Monday 22 November 2010

T19 Belfast lecture

Belfast is divided on many levels. Peace walls come to mind first. Highway cutting city in half follows. But there is so much more.

This lecture started beautifully with a talk on Belfast’s geography, its natural divisions over which we have no control: coast cut by glazier, rives running through the centre, west of 3 high hills not to be occupied due to strong winds and Himalayan weather conditions, east of flat land and softer hills of clay and useless sludge difficult to build on. These are preconditions of human inhabitation. Was it these preconditions that divided people of Belfast in early days and through history. At first Small catholic villages and other enclaves of minorities occupied the western hills. Valley was occupied by mainly protestant skilled workers and craftsmen residing in little palazzos of this part of town. Social division prevented one group walking along the streets of the other. The time of ship building in Belfast has passes, city degenerated and it’s social divisions strengthened. Infrastructure of 1970’s and the highway in the centre of city added to the layers of its division. To help ease down social tensions Peace walls were built. The new housing forts replaced the old housing and even further modified the urban fabric: streets were closed off, tall wall around the community with only one entrance were erected.

And no longer geographies of Belfast but its people themselves divided up their spaces, gated themselves away.

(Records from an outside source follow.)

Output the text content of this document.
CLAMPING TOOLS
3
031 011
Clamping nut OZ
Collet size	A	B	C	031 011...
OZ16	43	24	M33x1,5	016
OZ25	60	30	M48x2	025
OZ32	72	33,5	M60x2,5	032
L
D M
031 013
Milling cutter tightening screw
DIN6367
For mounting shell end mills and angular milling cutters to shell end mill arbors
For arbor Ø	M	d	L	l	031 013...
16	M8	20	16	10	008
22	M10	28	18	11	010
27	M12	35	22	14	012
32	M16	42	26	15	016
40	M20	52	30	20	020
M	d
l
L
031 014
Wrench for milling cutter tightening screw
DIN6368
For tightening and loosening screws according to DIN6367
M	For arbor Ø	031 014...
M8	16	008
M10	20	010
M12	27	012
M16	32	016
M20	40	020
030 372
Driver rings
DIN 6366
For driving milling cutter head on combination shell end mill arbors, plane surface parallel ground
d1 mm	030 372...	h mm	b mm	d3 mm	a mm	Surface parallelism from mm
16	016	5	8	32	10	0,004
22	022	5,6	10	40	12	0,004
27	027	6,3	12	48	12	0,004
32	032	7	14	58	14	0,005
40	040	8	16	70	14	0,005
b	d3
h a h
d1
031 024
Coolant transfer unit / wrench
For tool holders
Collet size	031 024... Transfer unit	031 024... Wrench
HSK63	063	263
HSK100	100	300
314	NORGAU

Now let’s make connections shall we? We are after all past any ideology. Lets draw pedestrian crossings, lest build bridges and make more gateways in all those walls. Its time urban design and architecture helped people find others in Belfast.

1 comment:

  1. The geography may have started the division, but humans exacerbated it and built the walls to re-enforce the behaviour. Is building cross city connections enough to break down years of unnecessary hatred?